Il codice ATECO prevalente per le pescherie al dettaglio è 47.23 (commercio al dettaglio di pesci, crostacei e molluschi), classificato come rischio medionella tabella allegata all'Accordo Stato-Regioni 2011. Questo implica 12 ore di formazione SSL per i lavoratori (4 generali + 8 specifiche). Il DVR deve essere firmato dal datore di lavoro, conservato in azienda e aggiornato ogni volta che cambiano le condizioni di rischio.
3. HACCP per il commercio ittico: catena del freddo e CCP
Il piano HACCP è obbligatorio per tutte le pescherie ai sensi del Reg. CE 852/2004, indipendentemente dalle dimensioni. Per il commercio ittico il piano HACCP assume caratteristiche peculiari, perché i prodotti ittici freschi sono tra gli alimenti a maggiore deperibilità e sensibilità alle variazioni di temperatura. Il Reg. CE 853/2004 (Allegato III, Sezione VIII) impone requisiti igienici specifici che devono essere integrati nel piano HACCP.

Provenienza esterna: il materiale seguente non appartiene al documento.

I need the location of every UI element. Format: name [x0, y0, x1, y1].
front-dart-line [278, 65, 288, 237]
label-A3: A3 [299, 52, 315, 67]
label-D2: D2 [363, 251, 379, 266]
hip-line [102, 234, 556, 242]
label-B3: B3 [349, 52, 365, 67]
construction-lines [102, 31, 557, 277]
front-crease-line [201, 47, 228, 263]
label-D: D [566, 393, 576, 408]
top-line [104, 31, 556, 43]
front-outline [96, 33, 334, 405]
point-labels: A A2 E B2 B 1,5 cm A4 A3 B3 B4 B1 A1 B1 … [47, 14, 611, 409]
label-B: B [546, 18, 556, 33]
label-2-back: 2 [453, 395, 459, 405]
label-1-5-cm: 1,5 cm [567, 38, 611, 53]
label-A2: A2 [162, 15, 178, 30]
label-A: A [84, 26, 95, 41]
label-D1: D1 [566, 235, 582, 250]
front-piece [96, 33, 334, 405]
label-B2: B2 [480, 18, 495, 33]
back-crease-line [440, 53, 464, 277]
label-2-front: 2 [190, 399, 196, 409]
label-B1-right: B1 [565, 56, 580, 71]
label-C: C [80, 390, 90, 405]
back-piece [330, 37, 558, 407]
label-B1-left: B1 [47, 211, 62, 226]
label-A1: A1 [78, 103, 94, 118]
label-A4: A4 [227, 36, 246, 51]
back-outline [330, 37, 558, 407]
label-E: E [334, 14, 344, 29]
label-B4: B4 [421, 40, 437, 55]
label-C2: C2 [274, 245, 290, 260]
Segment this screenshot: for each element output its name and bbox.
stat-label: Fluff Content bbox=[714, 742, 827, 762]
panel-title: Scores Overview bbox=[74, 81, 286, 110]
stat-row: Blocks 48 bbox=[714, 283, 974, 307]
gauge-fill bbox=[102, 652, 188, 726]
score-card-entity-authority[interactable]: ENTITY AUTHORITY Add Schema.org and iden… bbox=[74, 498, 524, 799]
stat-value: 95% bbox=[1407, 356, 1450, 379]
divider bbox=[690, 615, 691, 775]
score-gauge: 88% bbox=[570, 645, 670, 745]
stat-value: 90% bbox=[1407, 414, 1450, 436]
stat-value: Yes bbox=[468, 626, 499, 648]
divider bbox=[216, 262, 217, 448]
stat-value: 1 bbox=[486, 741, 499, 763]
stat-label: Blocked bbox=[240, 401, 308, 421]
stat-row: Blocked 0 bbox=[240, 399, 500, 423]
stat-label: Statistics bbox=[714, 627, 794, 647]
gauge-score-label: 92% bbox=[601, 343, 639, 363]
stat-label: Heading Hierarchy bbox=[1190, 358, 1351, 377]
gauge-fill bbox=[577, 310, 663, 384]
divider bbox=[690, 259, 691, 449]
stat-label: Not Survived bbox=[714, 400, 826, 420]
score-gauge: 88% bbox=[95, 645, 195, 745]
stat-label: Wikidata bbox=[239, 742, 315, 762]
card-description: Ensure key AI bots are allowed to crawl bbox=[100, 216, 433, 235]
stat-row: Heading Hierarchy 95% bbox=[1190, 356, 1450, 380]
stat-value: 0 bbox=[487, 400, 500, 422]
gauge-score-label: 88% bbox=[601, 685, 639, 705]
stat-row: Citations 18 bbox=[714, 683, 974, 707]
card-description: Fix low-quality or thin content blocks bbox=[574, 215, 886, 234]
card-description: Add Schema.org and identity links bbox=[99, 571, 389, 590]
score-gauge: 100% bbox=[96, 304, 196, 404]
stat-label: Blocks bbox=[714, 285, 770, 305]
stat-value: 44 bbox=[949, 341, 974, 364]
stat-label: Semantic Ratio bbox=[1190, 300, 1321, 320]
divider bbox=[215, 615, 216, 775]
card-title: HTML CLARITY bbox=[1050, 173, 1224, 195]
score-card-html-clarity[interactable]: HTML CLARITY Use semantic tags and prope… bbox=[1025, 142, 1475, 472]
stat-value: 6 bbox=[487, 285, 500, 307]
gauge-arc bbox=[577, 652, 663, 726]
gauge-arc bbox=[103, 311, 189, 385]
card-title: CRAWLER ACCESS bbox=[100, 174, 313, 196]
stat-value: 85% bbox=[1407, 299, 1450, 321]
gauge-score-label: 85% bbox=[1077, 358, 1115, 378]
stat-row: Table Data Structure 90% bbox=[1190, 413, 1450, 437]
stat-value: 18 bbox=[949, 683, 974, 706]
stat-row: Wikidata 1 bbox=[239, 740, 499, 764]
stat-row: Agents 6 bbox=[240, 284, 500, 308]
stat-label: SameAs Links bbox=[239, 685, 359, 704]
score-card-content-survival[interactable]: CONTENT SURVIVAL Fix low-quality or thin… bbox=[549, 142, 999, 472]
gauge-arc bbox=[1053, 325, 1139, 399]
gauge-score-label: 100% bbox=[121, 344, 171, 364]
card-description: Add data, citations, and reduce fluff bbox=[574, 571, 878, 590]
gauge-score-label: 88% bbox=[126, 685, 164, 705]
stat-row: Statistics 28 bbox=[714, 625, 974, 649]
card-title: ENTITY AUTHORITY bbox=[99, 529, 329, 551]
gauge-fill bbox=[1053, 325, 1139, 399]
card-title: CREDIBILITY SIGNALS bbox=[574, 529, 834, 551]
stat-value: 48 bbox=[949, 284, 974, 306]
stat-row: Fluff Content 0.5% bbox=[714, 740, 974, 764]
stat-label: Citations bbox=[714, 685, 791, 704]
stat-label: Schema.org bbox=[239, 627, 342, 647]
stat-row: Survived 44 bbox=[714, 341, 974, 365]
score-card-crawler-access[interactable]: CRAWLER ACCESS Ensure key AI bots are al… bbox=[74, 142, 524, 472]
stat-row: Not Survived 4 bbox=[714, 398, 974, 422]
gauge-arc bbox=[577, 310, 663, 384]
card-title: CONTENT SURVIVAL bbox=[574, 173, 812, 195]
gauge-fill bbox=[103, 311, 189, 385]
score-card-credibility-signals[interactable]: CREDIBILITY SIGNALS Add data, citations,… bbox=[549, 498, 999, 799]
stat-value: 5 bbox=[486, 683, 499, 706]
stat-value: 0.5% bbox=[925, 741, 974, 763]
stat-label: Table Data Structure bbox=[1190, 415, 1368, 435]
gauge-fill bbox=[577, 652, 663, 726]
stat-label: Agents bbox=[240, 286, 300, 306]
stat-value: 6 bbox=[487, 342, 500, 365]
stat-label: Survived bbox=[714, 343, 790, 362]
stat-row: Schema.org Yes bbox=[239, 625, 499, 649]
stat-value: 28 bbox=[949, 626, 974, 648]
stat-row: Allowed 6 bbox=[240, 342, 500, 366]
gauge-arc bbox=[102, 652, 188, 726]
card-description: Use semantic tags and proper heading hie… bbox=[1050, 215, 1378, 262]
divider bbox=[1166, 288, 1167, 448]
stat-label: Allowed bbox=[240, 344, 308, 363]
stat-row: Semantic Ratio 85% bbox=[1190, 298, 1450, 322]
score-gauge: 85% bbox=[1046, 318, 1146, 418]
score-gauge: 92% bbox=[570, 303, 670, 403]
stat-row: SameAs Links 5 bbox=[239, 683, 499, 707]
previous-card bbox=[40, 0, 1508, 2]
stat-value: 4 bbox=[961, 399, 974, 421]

I Punti di Controllo Critico (CCP) tipici di una pescheria sono:
| Processo / Fase | Pericolo principale | Limite critico | Azione correttiva |
|---|---|---|---|
| Ricezione partite di pesce fresco | Prodotto giunto oltre la temperatura limite; inizio alterazione | T ≤ +4 °C alla ricezione; organolettica positiva (odore, branchie, occhi) | Rifiuto della partita non conforme; registrazione della non conformità |
| Conservazione banco vendita pesce fresco | Moltiplicazione batterica (Listeria, Vibrio, batteri alterativi) | T da 0 °C a +2 °C (ghiaccio fondente); max +4 °C | Ripristino ghiaccio; eliminazione prodotto se T > +4 °C per oltre 2 ore |
| Conservazione camera fredda pesce fresco | Superamento temperatura critica; proliferazione batterica | T da 0 °C a +2 °C; monitoraggio continuo con registrazione | Intervento manutenzione impianto; trasferimento prodotto; verifica partita |
| Conservazione prodotti surgelati | Rottura catena del freddo; rischio di ricristallizzazione | T ≤ -18 °C; mai scongelare e ricongelare | Eliminazione prodotto se scongelato; non ricongelare prodotti scongelati |
| Controllo parassiti (anisakis) | Presenza di larve di anisakis nelle specie a rischio | Ispezione visiva per ogni partita; garanzie del fornitore per abbattimento | Informazione al consumatore; eliminazione prodotto con infestazione evidente |
| Lavorazione e filettatura | Contaminazione crociata; moltiplicazione batterica su taglieri e superfici | Superfici e attrezzature pulite e sanificate; T ambiente ≤ +12 °C nelle aree di lavorazione | Sanificazione immediata; interruzione lavorazione in caso di anomalie |
Il piano HACCP deve comprendere: descrizione dell'attività e dei processi, analisi dei pericoli biologici (Listeria, Salmonella, Vibrio, anisakis), chimici (residui di farmaci veterinari, metalli pesanti, diossine — controllati alla produzione primaria ma documentati dalla certificazione del fornitore) e fisici (frammenti di lisca, spine, frammenti di guscio di crostacei); identificazione dei CCP; limiti critici, procedure di monitoraggio (termometri calibrati e tarati, registrazioni delle temperature almeno due volte al giorno), azioni correttive, procedure di verifica e conservazione delle registrazioni (minimo 2 anni). La formazione del personale sulle procedure HACCP va documentata con attestati e deve essere aggiornata.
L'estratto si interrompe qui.